An assault charge, for ‘defending’ a deaf mate, came around this time and Vardy had to play with an ankle tag for a few weeks.
In some matches he could only play 60 minutes as he had to get home to ensure he didn’t miss his 6pm curfew.
But his meteoric rise soon began.
After 66 goals in three seasons at the club, Halifax Town took a chance on the youngster and he duly responded with 29 goals.
Then ambitious non-League club Fleetwood Town paid out £150,000 and put Vardy on £850-a-week wages.
The striker again proved a brilliant bit of business, scoring 34 goals to fire the side into League Two.
Nigel Pearson then took the biggest gamble on Vardy, spending £1million – a record for a non-League player – to bring him to Leicester.
And although Vardy took a season to adjust, scoring just four goals in his first campaign, he has since become one of English football’s hottest commodities.
He scored 16 goals the next year to help lead the Foxes to the Premier League, and five crucial goals his first season in the top flight as Leicester avoided relegation.
It was the next season, of course, when Vardy grabbed international attention.
He scored a stunning 24 goals, including a record 11 in consecutive games, as Claudio Ranieri’s men shocked the world to win the Premier League title.
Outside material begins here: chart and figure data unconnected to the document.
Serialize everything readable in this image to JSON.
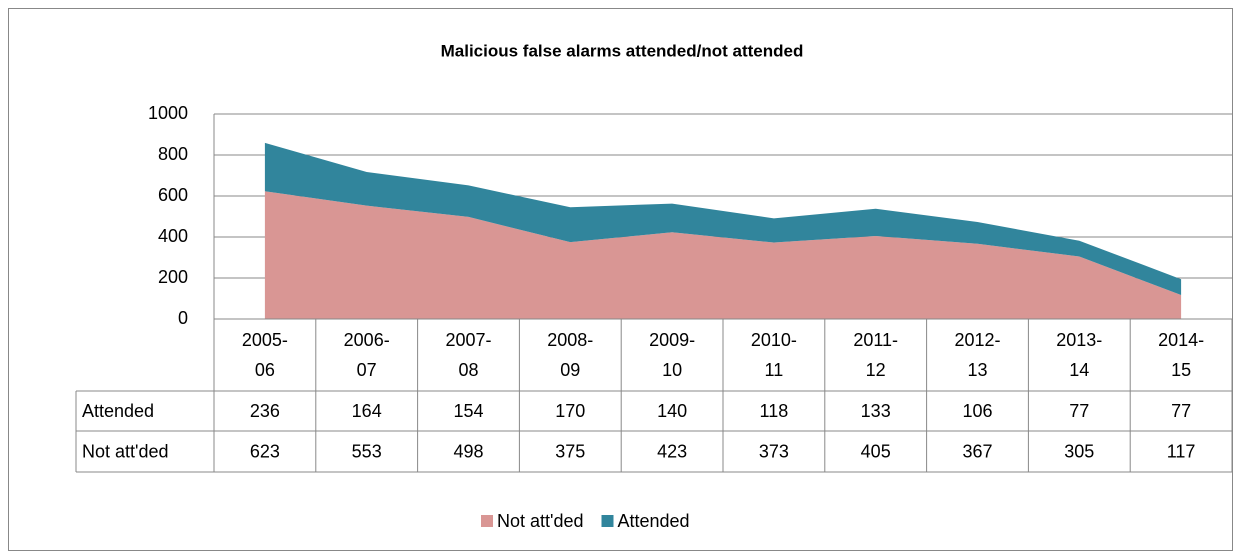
{
  "chart_data": {
    "type": "area",
    "title": "Malicious false alarms attended/not attended",
    "categories": [
      "2005-06",
      "2006-07",
      "2007-08",
      "2008-09",
      "2009-10",
      "2010-11",
      "2011-12",
      "2012-13",
      "2013-14",
      "2014-15"
    ],
    "series": [
      {
        "name": "Not att'ded",
        "color": "#d99694",
        "values": [
          623,
          553,
          498,
          375,
          423,
          373,
          405,
          367,
          305,
          117
        ]
      },
      {
        "name": "Attended",
        "color": "#31859c",
        "values": [
          236,
          164,
          154,
          170,
          140,
          118,
          133,
          106,
          77,
          77
        ]
      }
    ],
    "stacked": true,
    "ylim": [
      0,
      1000
    ],
    "yticks": [
      0,
      200,
      400,
      600,
      800,
      1000
    ],
    "grid": true,
    "legend": "bottom"
  }
}
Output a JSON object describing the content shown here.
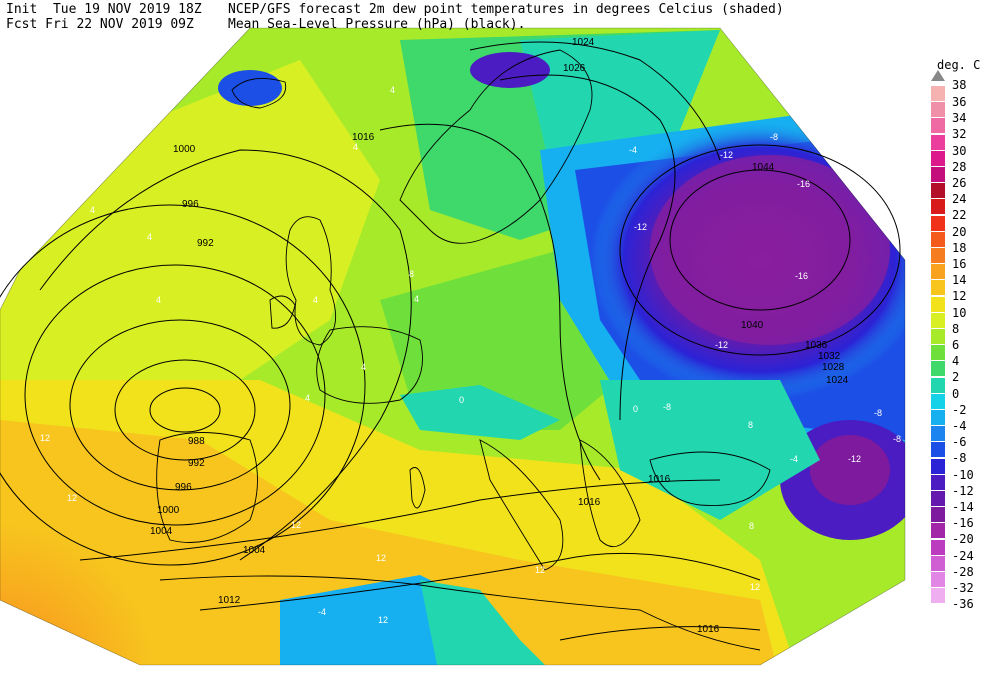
{
  "header": {
    "line1_left": "Init  Tue 19 NOV 2019 18Z",
    "line2_left": "Fcst Fri 22 NOV 2019 09Z",
    "line1_right": "NCEP/GFS forecast 2m dew point temperatures in degrees Celcius (shaded)",
    "line2_right": "Mean Sea-Level Pressure (hPa) (black)."
  },
  "legend": {
    "unit": "deg. C",
    "top_value": "38",
    "entries": [
      {
        "label": "36",
        "color": "#f6b1b1"
      },
      {
        "label": "34",
        "color": "#f08fa8"
      },
      {
        "label": "32",
        "color": "#ef6aa3"
      },
      {
        "label": "30",
        "color": "#ec3f9d"
      },
      {
        "label": "28",
        "color": "#dd1a8b"
      },
      {
        "label": "26",
        "color": "#c40e7c"
      },
      {
        "label": "24",
        "color": "#b30f2a"
      },
      {
        "label": "22",
        "color": "#d91a1a"
      },
      {
        "label": "20",
        "color": "#f0321b"
      },
      {
        "label": "18",
        "color": "#f35a1c"
      },
      {
        "label": "16",
        "color": "#f57d1f"
      },
      {
        "label": "14",
        "color": "#f8a21f"
      },
      {
        "label": "12",
        "color": "#f7c51e"
      },
      {
        "label": "10",
        "color": "#f1e21c"
      },
      {
        "label": "8",
        "color": "#d8f023"
      },
      {
        "label": "6",
        "color": "#a7ea2a"
      },
      {
        "label": "4",
        "color": "#6fe03b"
      },
      {
        "label": "2",
        "color": "#3fd86a"
      },
      {
        "label": "0",
        "color": "#22d6b0"
      },
      {
        "label": "-2",
        "color": "#15d2e8"
      },
      {
        "label": "-4",
        "color": "#16b0f0"
      },
      {
        "label": "-6",
        "color": "#1b84ee"
      },
      {
        "label": "-8",
        "color": "#1c4fe6"
      },
      {
        "label": "-10",
        "color": "#2b23d6"
      },
      {
        "label": "-12",
        "color": "#4a1cc1"
      },
      {
        "label": "-14",
        "color": "#6418ad"
      },
      {
        "label": "-16",
        "color": "#7e1a9d"
      },
      {
        "label": "-20",
        "color": "#a126a8"
      },
      {
        "label": "-24",
        "color": "#bb3cbf"
      },
      {
        "label": "-28",
        "color": "#d05fd4"
      },
      {
        "label": "-32",
        "color": "#e186e4"
      },
      {
        "label": "-36",
        "color": "#efaef0"
      }
    ]
  },
  "isobar_labels": [
    "1024",
    "1026",
    "1016",
    "1000",
    "996",
    "992",
    "988",
    "992",
    "996",
    "1000",
    "1004",
    "1004",
    "1012",
    "1016",
    "1016",
    "1016",
    "1044",
    "1040",
    "1036",
    "1032",
    "1028",
    "1024"
  ],
  "dewpoint_labels": [
    "4",
    "4",
    "4",
    "4",
    "4",
    "4",
    "4",
    "4",
    "8",
    "4",
    "12",
    "12",
    "12",
    "12",
    "12",
    "12",
    "12",
    "8",
    "0",
    "-4",
    "-4",
    "-8",
    "-12",
    "-12",
    "-16",
    "-16",
    "-12",
    "-8",
    "-8",
    "-12",
    "-4",
    "8",
    "0",
    "-8"
  ],
  "map_colors": {
    "background": "#ffffff",
    "land_outline": "#000000",
    "isobar": "#000000"
  }
}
England caps also followed, as did goals against Germany the Netherlands and one in the disastrous Euro 2016 campaign.
Last season was much more difficult and likeable Italian Ranieri was eventually sacked.
But the Foxes improved under Craig Shakespeare, with Vardy scoring eight goals in the final three months of the season to keep the club up.
Vardy already has three goals this season – although Leicester have lost three of their four matches.